I believe that young minds are fragile and mold very easily to their surrounding. With such distinct differences in culture to me as an outsider, I imagined the young people of the East and West to be clearly different. Although that may be the case with some, it was not in my research. The reunification process was obviously difficult for all people with trying to find their role in society however enough time has passed where the clear differences between East and West that may have been their a few years after the fall of the Wall are no longer there.
Since my project was just specific enough with the focus on youth, interviews with former East and West Germans provided the majority of my research. Creative writing, excursions of the city, and workshops that I participated in the duration of my time Berlin contributed more to my personal development and learning rather than my research topic. However, through all my experiences in Berlin, whether it was talking with Berliners or performances, I was able to understand the struggle for identity as a country Germany has had for decades. Germany has had major failures and embarrassments in its history; it has been hard for the people of Germany to establish something to be proud of.
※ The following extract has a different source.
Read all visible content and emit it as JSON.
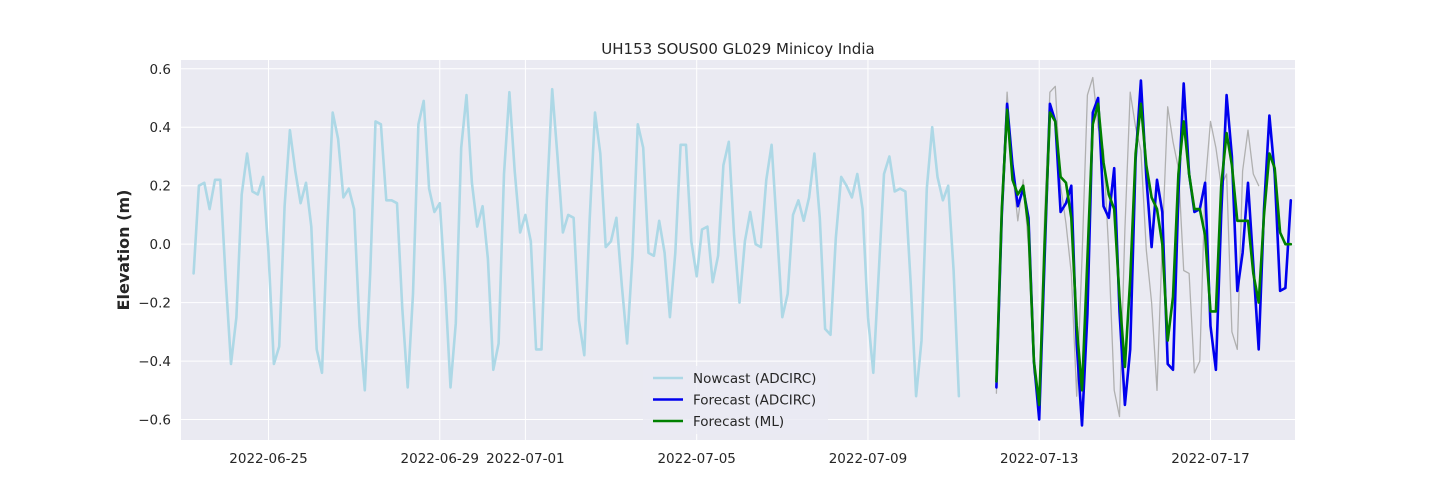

In my research I expected West Germans to be confident and comfortable in their lives but the reality is the Wall brought negativity to them as well as the East Germans struggling economically and with identity. Furthermore, Germany is constantly trying to apologize and make up for the mistakes of Nazi Germany. Although I feel like Berlin and Germany as a state has progressed so much from this traumatic era, it has hindered the people of Germany having any kind of patriotism.
The borders that have kept Germany from progressing have been knocked down, whether it’s the fall of Berlin Wall or the end of Adolf Hitler’s power during WWII. Yet border’s still stand with the search for identity in Germany, as they do with any conflicted country. The people of Berlin are confident in referring to themselves as what they do: an artist, a professor, a performer. However, they may not always include in this identification as being a German.